In essence climatologists botched their numbers, cut corners and chose to work with averages instead of real numbers and real boundary conditions. Postma and the Slayers group of climate analysts demonstrate the problem further by asking readers to consider certain real world analogies comparable to what is being debated by scientists in their less readily understandable and arcane parlance.
Simple Analogies Complement Complex Equations
For example, the Slayers use the 'cooking' analogy whereby in cooking food the outcome may be radically altered because cooking some foods for 2 hours at 200 degrees C., although mathematically ok will not give the same physical output as cooking for 8 hours at 50 degrees C.
Postma finesses this argument on
Judith Curry’s blog and addresses the importance of the boundary conditions set for us i.e. the GHE equations are flawed because they do not permit liquid water to exist. He shows how by averaging the solar input of energy across the whole sphere the GHE gives only a weak twilight rather. But like the cooking analogy above, if we discard the GHE and model our planet more accurately with a day/night difference, the intensity of the daylight on the half-lit sphere suddenly warms the surface with sufficient intense energy to create liquid water.

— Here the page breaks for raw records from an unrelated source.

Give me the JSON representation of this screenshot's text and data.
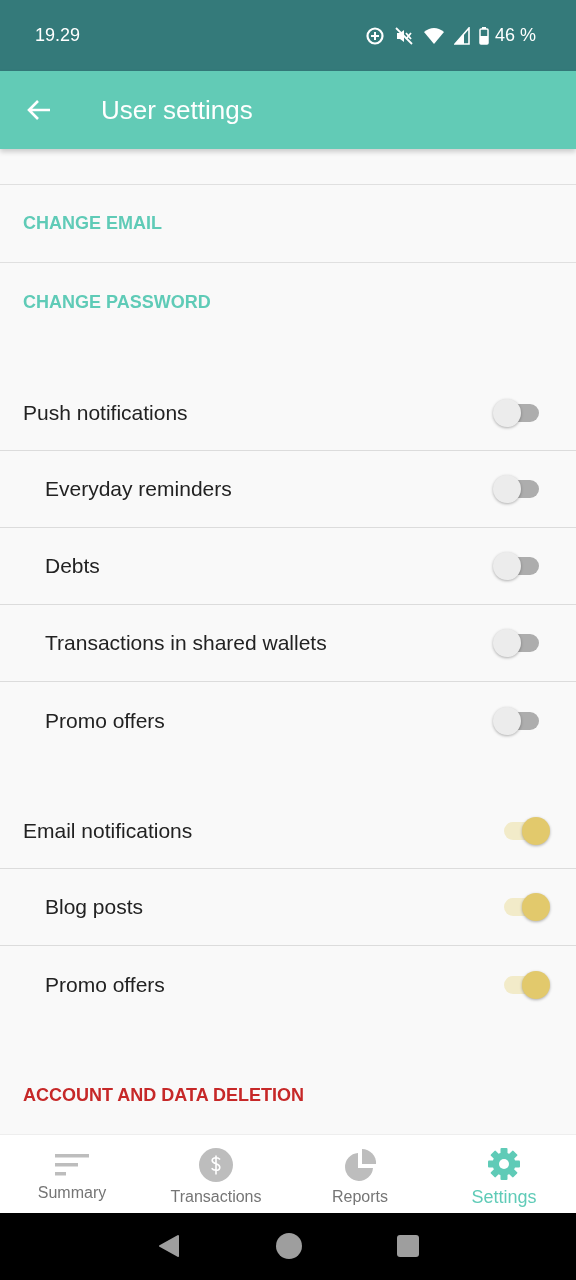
{
  "status_bar": {
    "time": "19.29",
    "battery": "46 %"
  },
  "header": {
    "title": "User settings"
  },
  "account_links": [
    {
      "label": "CHANGE EMAIL"
    },
    {
      "label": "CHANGE PASSWORD"
    }
  ],
  "toggle_groups": [
    {
      "title": "Push notifications",
      "on": false,
      "items": [
        {
          "label": "Everyday reminders",
          "on": false
        },
        {
          "label": "Debts",
          "on": false
        },
        {
          "label": "Transactions in shared wallets",
          "on": false
        },
        {
          "label": "Promo offers",
          "on": false
        }
      ]
    },
    {
      "title": "Email notifications",
      "on": true,
      "items": [
        {
          "label": "Blog posts",
          "on": true
        },
        {
          "label": "Promo offers",
          "on": true
        }
      ]
    }
  ],
  "danger_link": {
    "label": "ACCOUNT AND DATA DELETION"
  },
  "nav": [
    {
      "label": "Summary",
      "kind": "summary",
      "selected": false
    },
    {
      "label": "Transactions",
      "kind": "transactions",
      "selected": false
    },
    {
      "label": "Reports",
      "kind": "reports",
      "selected": false
    },
    {
      "label": "Settings",
      "kind": "settings",
      "selected": true
    }
  ]
}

On this he said, “The Wattage only impinges one side of the Earth." Once we adopt a night/day model it means the input is much warmer than the output on the daylight side. Joe concludes that thus, "The input is warm enough to sustain a water planet without a GHE necessarily.” |
Joseph E Postma | August 17, 2011 at 1:54 pm |
The crux of Postma's message is that the GHE model is busted because climate scientists haven't learned the difference between temperature and energy such that their failing to accommodate the existence of liquid water is the fatal flaw in the standard GHE model.